Kenapa kepala sering pusing? Penyebabnya bisa bervariasi, mulai dari stres, dehidrasi, hingga adanya kondisi kesehatan tertentu.(UNSPLASH/USMAN YOUSAF)


Pandemi Covid-19 menciptakan banyak kebiasaan baru dan menuntut perubahan gaya hidup di masyarakat.

Sayangnya, penyesuaian ini juga memicu sejumlah efek samping dari segi kesehatan. Salah satu keluhan yang mengemuka adalah sakit kepala yang diakibatkan berbagai hal.

Salah satu laporan menyebutkan, sekitar 90 persen orang di usia produktif menderita sakit kepala akibat stres dan tren ini meningkat selama pandemi. Kebanyakan diantaranya tidak mempedulikannya akibat aktivitas harian yang padat sehingga keluhan ini kerap berulang.

Penyebab yang banyak dirasakan adalah kurang istirahat, stres emosional dan postur tubuh yang salah selama bekerja. Pola Work From Home (WFH) yang banyak diterapkan juga memicu sakit kepala tegang sehingga dapat menurunkan produktivitas hingga 33 persen.

Sakit kepala bisa terjadi karena berbagai alasan baik karena kondisi fisik maupun mental. Untuk menguranginya, ada sejumlah hal yang bisa kita lakukan yakni:

Minum air putih

Pastikan untuk memenuhi kebutuhan asupan air putih harian meskipun lebih banyak menghabiskan waktu di rumah. Minum 8-11 gelas air putih setiap hari untuk menjaga cairan tubuh dan mencegah sakit kepala.

Aktivitas fisik 30 menit per hari

Jangan malas bergerak dan meluangkan waktu untuk berolahraga. Sisihkan waktu setidaknya 30 menit setiap hari untuk melakukan olahraga ringan seperti joging, jalan kaki atau bersepeda.

Tubuh yang lebih bugar karena sering berolahraga dapat membuat kita terhindari dari risiko sakit kepala.

Masker terlalu ketat

Penggunaan masker yang tidak tepat dalam waktu panjang juga bisa menjadi salah satu faktor pemicu sakit kepala. Hindari menggunakan masker yang terlalu tepat dengan memperhatikan posisi rahang, leher dan kepala saat memakai masker.

Ambil jeda sesaat apabila sudah memakai masker terlalu lama.
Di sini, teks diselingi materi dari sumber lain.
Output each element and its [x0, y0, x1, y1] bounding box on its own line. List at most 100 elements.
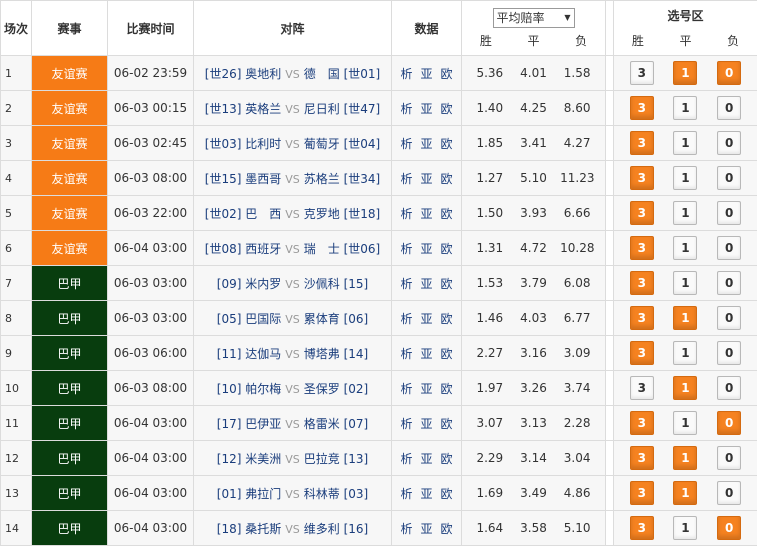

Namun pastikan melepas masker di lokasi dan situasi yang aman dari risiko Covid-19.

Kendalikan stres

Stres emosional yang tidak tertangani juga dapat memicu sakit kepala. Pastikan untuk mengendalikan stres atau beban pikiran yang dialami untuk menjaga kondisi kesehatan.
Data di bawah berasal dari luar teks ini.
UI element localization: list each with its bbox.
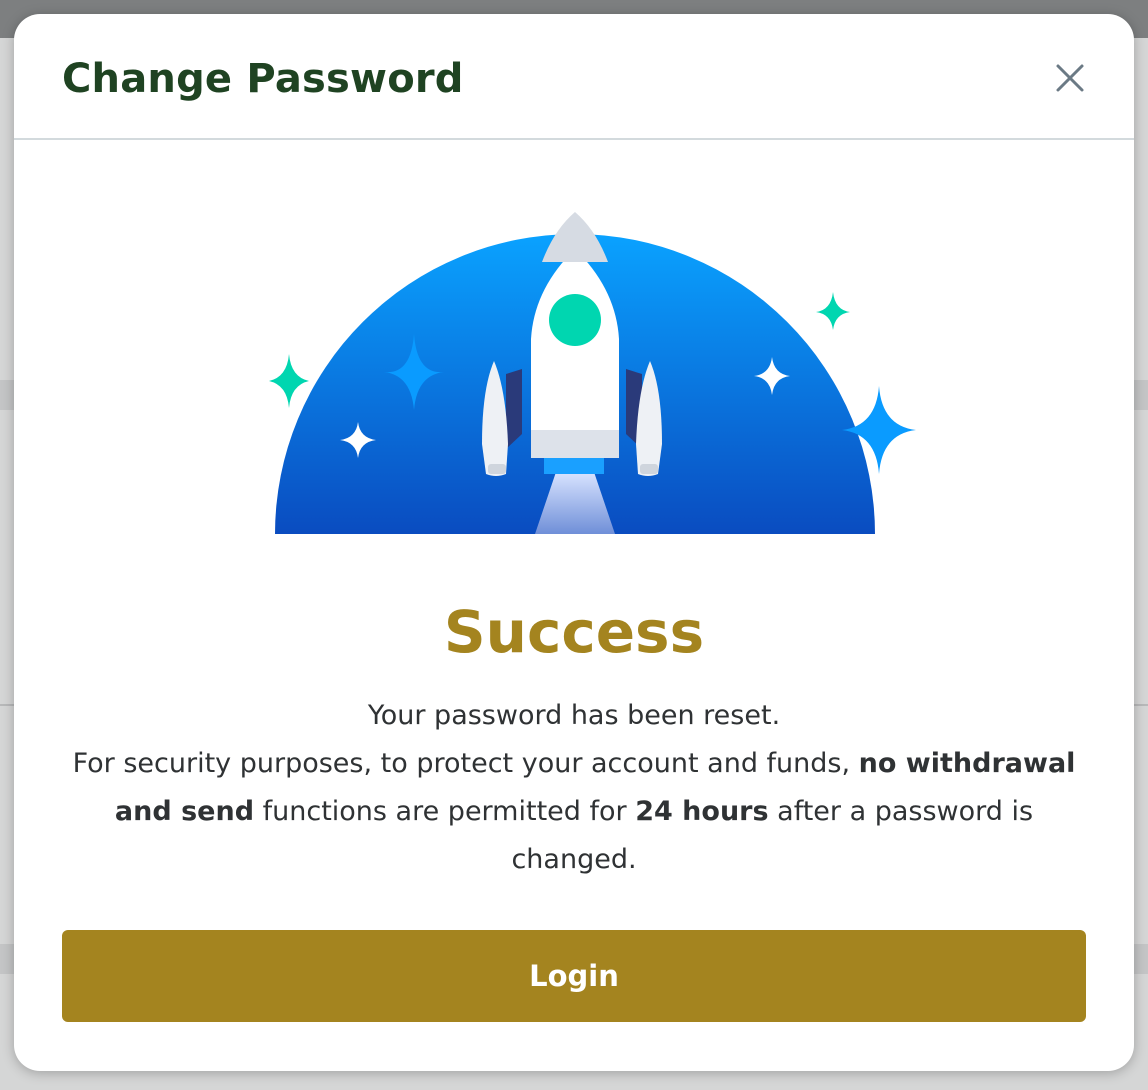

Alokasikan waktu untuk melakukan hal yang disukai guna meredakan stres. Misalnya saja menonton serial drama favorit, berkebun atau jalan-jalan.

Istirahat yang cukup

Sistem WFH tanpa disadari kerap menyita banyak waktu dan perhatian sehingga luput untuk beristirihat. Hal ini juga bisa menjadi penyebab sakit kepala dan berbagai keluhan lainnya.
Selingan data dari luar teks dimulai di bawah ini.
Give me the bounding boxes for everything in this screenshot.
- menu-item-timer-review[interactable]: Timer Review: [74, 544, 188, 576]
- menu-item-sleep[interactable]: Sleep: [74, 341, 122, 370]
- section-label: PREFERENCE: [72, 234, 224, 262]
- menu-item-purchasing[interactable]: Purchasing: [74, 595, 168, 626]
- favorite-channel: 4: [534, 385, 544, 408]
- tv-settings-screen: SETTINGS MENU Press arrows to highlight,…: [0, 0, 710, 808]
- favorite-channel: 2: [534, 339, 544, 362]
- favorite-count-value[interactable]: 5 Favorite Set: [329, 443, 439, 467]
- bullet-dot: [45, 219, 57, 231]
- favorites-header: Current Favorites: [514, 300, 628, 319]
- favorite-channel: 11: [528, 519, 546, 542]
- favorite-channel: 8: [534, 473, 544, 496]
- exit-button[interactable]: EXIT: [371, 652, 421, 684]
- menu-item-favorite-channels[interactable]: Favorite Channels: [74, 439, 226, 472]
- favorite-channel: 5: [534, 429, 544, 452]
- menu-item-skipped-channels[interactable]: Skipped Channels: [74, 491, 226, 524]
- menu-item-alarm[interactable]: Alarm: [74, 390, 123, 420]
Ambil jeda sesaat ketika sudah terlalu lama bekerja dan berada di depan komputer. Istirahat tiap dua jam sekali agar mata tidak cepat lelah dan berdampak buruk pada tubuh.

Hindari sakit kepala di masa new normal

Laksmi Prasvita, Head of Communications, Public Affairs, Science & Sustainability, Bayer Indonesia mengatakan banyak yang belum menyadari risiko sakit kepala akibat pola hidup baru ini.

"Kami bermaksud untuk meningkatkan pengetahuan masyarakat melalui edukasi dengan tema besar 'Indonesia Bangkit Gak Pake Lama' sebagai komitmen berkelanjutan dari Bayer Indonesia melalui Saridon Extra," terangnya, dalam rilis yang diterima Kompas.com.

Kampanye ini mengajak masyarakat Indonesia untuk berkomitmen tetap produktif selama new normal demi melanjutkan aktivitas di tengah situasi pandemi yang menantang. Khususnya kepada kalangan yang berisiko mengalami sakit kepala ketika melakukan aktivitasnya.

Country Medical Lead Bayer Consumer Health, Bayer Indonesia, dr. Riana Nirmala Wijaya, mengatakan sakit kepala dapat menjadi salah satu penghambat jika tidak segera diobati. Sebagai solusi, ia menyarankan produknya yang merupakan analgesik dengan formula kombinasi parasetamol dan kafein.

Kegunaannya untuk meredakan sakit kepala dalam waktu singkat dan tanpa menyebabkan kantuk sehingga tidak menganggu aktivitas.